Islam Nusantara: Wajah Moderasi Islam untuk Indonesia dan Dunia
Ilustrasi AI (sumber gambar:chatgpt.com)

SURAU.CO – Islam Nusantara memiliki sejarah panjang yang khas dan berbeda daripada kawasan Muslim lain. Corak keberislaman yang tumbuh bukan hanya hasil dari ajaran para ulama, tetapi juga adaptasi dengan budaya lokal yang berlandaskan nilai-nilai moderasi, keseimbangan, dan toleransi. Tradisi tersebut kemudian dikenal dengan istilah Islam Nusantara, konsep keislaman yang ramah, damai, dan relevan dengan tantangan zaman.

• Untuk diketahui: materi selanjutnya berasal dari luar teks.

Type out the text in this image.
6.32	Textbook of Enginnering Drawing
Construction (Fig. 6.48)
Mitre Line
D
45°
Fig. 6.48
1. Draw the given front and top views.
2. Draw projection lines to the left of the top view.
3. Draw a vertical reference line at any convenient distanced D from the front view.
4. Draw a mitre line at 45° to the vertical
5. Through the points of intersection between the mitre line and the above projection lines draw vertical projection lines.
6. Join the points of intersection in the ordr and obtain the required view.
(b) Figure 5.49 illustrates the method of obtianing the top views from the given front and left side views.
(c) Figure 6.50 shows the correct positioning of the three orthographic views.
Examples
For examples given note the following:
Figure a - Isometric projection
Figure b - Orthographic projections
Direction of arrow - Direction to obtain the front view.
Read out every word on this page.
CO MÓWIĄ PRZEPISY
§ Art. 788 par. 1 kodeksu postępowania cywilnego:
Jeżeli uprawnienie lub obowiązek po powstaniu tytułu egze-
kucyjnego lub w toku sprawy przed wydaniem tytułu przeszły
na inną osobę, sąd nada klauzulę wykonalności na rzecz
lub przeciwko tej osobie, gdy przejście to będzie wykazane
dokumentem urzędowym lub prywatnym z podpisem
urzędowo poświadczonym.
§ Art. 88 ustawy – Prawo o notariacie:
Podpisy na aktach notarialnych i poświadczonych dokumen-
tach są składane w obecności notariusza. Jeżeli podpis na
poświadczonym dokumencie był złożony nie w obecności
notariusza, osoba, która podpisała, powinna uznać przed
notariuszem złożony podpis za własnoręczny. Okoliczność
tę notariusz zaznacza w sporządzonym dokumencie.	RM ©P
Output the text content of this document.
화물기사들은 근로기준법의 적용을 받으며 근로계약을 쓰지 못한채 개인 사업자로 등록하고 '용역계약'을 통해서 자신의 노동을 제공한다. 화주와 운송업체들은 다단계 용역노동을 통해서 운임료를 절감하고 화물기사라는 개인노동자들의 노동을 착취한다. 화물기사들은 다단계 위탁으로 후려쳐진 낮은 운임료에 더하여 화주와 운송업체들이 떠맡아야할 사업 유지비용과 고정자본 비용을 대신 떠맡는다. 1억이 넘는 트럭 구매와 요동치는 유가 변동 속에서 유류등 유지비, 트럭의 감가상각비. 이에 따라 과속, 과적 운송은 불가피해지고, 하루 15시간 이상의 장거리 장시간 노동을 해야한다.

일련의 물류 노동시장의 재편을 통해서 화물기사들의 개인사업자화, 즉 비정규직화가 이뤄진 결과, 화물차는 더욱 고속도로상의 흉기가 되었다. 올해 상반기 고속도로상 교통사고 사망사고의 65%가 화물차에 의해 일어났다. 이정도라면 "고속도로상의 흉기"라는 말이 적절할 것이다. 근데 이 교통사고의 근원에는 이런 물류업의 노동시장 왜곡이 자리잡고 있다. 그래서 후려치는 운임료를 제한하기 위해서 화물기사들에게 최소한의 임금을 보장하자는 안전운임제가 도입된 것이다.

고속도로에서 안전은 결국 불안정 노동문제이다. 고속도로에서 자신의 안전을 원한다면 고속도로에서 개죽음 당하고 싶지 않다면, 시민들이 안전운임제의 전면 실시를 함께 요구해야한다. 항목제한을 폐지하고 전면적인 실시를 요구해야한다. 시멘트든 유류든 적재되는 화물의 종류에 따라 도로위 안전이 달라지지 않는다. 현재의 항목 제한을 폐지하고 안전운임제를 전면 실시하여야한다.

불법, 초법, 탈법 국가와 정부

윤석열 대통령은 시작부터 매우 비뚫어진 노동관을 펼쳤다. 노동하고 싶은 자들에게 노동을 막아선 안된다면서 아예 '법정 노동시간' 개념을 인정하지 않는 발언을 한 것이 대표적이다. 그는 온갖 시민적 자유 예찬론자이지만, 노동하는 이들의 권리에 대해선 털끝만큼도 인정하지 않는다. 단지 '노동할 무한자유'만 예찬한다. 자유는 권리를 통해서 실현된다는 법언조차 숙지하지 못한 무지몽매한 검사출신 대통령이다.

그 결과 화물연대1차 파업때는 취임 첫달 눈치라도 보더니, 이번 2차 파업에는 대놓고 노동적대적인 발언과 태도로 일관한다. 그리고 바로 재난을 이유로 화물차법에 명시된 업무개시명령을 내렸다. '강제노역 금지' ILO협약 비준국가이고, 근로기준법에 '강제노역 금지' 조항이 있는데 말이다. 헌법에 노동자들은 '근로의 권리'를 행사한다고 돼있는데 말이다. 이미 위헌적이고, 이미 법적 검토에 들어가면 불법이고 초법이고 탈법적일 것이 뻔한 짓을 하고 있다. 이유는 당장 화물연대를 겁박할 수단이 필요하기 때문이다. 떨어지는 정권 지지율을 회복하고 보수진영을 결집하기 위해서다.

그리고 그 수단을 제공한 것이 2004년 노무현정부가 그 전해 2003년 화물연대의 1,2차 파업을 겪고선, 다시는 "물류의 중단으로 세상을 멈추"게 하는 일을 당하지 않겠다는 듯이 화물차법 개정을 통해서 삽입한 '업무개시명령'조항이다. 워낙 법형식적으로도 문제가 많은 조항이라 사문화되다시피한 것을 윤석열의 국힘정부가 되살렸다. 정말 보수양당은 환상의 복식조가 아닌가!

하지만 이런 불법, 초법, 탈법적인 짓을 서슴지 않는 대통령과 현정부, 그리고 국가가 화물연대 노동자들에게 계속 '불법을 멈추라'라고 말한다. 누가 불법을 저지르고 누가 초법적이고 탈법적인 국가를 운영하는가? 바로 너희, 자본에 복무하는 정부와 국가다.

Tradisi Keislaman Negeri Jawa

Hadratussyaikh KH. Hasyim Asy‘ari pernah menggambarkan keislaman negeri Jawa pada awal abad ke-20 dalam kitabnya Risalat Ahl al-Sunnah wa al-Jama‘ah sebagai masyarakat yang memiliki referensi dan kecenderungan yang sama. Yakni pengikut mazhab Imam Muhammad bin Idris asy-Syafi‘i, alur pikir Imam Abu Hasan al-Asy‘ari, serta corak tasawuf Imam al-Ghazali dan Imam Abi Hasan asy-Syadzili. Implementasi dari referensi dan sumber yang sama melahirkan tradisi dan norma, seperti mencintai keturunan Rasulullah, para wali, dan orang-orang saleh; serta mengharap berkah kepada mereka, baik yang masih hidup maupun yang telah wafat. Termasuk menghormati dan mencintai para habib, sayyid, atau sebutan lainnya bagi keturunan Rasulullah.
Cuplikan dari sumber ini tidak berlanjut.